Cosa si prova, dopo aver vinto una classica monumento come la Sanremo, a tornare nei ranghi e mettersi al servizio degli altri?
«Il discorso non è proprio così. Quando decisi di correre per la Quick Step sapevo quale sarebbe stato il mio ruolo. E poi, in un team così attrezzato e forte, se hai gambe buone, puoi prenderti i tuoi spazi. Come del resto ho già fatto a Sanremo».
Con quello di domani sarà il quarto Fiandre.
«Esattamente. Ho fatto il mio esordio nel 2003. Ero in maglia Fassa, e venivo da una Sanremo conclusa con una caduta: sei punti interni e dodici esterni sulla gamba.
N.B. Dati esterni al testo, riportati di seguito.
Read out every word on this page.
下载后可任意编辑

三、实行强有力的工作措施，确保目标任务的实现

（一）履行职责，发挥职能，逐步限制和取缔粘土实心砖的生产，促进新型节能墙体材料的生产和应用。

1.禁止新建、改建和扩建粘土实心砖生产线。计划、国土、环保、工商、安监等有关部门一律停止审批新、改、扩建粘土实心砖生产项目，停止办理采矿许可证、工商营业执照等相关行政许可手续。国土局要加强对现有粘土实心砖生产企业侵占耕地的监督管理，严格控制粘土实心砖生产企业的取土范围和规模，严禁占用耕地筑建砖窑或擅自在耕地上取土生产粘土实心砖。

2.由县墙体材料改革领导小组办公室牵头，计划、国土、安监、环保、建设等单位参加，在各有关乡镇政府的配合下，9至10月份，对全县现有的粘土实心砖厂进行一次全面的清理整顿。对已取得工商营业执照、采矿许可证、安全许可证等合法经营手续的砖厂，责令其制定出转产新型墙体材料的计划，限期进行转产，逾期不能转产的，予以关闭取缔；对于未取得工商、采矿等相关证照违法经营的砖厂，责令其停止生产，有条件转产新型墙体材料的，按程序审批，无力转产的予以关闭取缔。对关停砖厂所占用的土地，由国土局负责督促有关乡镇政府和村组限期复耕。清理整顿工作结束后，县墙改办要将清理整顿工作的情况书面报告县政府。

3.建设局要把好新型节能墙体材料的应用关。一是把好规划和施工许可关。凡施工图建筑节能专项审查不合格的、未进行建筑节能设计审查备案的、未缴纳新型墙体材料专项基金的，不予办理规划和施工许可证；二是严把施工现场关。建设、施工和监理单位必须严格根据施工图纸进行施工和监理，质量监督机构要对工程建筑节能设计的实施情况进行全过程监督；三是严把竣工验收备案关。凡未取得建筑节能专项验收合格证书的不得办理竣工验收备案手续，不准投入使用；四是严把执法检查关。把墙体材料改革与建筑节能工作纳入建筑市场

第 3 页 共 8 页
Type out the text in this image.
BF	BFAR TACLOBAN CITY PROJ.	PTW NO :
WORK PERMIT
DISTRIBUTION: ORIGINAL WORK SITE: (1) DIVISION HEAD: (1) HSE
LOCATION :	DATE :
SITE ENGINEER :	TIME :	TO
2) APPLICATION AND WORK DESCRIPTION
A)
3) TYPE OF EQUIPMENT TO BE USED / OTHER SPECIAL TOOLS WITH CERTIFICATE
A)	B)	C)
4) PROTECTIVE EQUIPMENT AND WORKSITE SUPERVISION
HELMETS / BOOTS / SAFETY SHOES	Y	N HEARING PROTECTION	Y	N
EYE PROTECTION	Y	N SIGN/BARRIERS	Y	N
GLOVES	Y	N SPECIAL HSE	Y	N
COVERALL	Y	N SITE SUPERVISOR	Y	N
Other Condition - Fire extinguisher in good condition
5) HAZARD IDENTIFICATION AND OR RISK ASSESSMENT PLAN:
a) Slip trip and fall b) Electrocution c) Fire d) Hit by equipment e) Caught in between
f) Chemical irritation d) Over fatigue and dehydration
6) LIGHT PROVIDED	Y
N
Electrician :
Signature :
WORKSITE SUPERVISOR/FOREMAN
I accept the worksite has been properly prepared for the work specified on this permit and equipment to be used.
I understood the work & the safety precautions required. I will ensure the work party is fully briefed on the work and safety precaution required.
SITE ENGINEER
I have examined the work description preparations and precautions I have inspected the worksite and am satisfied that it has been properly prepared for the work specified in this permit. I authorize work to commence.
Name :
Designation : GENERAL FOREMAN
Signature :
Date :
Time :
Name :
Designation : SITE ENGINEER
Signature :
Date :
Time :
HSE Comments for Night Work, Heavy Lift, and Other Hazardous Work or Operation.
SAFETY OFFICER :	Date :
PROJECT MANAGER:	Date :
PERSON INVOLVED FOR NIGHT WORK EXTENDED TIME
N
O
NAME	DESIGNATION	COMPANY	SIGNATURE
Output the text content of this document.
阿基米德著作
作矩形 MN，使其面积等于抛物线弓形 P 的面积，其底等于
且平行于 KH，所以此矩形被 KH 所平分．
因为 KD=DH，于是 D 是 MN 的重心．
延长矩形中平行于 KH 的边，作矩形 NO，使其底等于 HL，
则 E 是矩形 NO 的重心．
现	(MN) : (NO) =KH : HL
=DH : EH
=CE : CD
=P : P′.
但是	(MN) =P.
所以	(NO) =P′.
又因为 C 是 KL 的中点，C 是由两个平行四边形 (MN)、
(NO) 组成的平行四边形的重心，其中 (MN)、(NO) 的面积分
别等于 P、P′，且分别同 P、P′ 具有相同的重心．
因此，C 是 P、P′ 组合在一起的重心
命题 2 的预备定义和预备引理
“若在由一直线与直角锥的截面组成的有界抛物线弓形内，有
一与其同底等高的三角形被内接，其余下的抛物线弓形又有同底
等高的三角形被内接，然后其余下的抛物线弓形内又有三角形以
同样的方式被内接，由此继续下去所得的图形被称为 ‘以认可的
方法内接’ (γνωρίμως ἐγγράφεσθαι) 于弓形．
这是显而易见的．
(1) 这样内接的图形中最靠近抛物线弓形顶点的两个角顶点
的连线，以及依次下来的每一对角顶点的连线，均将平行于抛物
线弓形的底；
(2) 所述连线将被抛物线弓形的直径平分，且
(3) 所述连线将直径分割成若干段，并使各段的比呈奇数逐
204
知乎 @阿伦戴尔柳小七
Mi fermai a 40 chilometri dal traguardo. L'anno successivo bucai a metà corsa e restai tagliato fuori. L'anno scorso mi sono staccato quando al traguardo mancavano 30 chilometri: ero sfinito, ma la mia condizione di forma non era quella attuale».
Cosa è cambiato da quel magico 18 marzo?
«Sono sempre lo stesso, solo molto più sereno e convinto dei miei mezzi. È aumentato l'interesse attorno alla mia persona, e lo sto riscontrando anche qui in Belgio. Loro impazziscono per Tom, ma anch'io mi difendo bene».
Beh, tutti e due siete i volti belli del ciclismo...
«Come direbbe una velina: l'aspetto è importante, ma noi abbiamo anche qualcosa di più».
Quale sarà la chiave del Fiandre?
«Saranno diciassette i muri da affrontare, il primo dopo 145 km (Molenberg), anche se fondamentale sarà il terzo (km 174, lOude Kwaremont): lì sarà importante tenere le posizioni, affrontare quei viottoli in testa è fondamentale, se non si vuole rimanere bloccati nelle retrovie o coinvolti in qualche caduta. Poi, se si sta bene, basta restare lì e aspettare gli ultimi tre muri: il Tenbosse (dove scattava Museeuw, posto al km 232), il muro di Grammont (il muro per antonomasia) e infine il Bosberg, posto a 12 chilometri dal traguardo».
Chi saranno secondo te gli uomini da tenere d'occhio?
«Tolti il sottoscritto, Paolo Bettini e Tom Boonen, vedo molto bene Alessandro Ballan (sesto un anno fa, ndr), George Hincapie e Andreas Klier (secondo alle spalle di Boonen nel 2005, ndr). Poi occhio al vecchio Peter Van Petegem».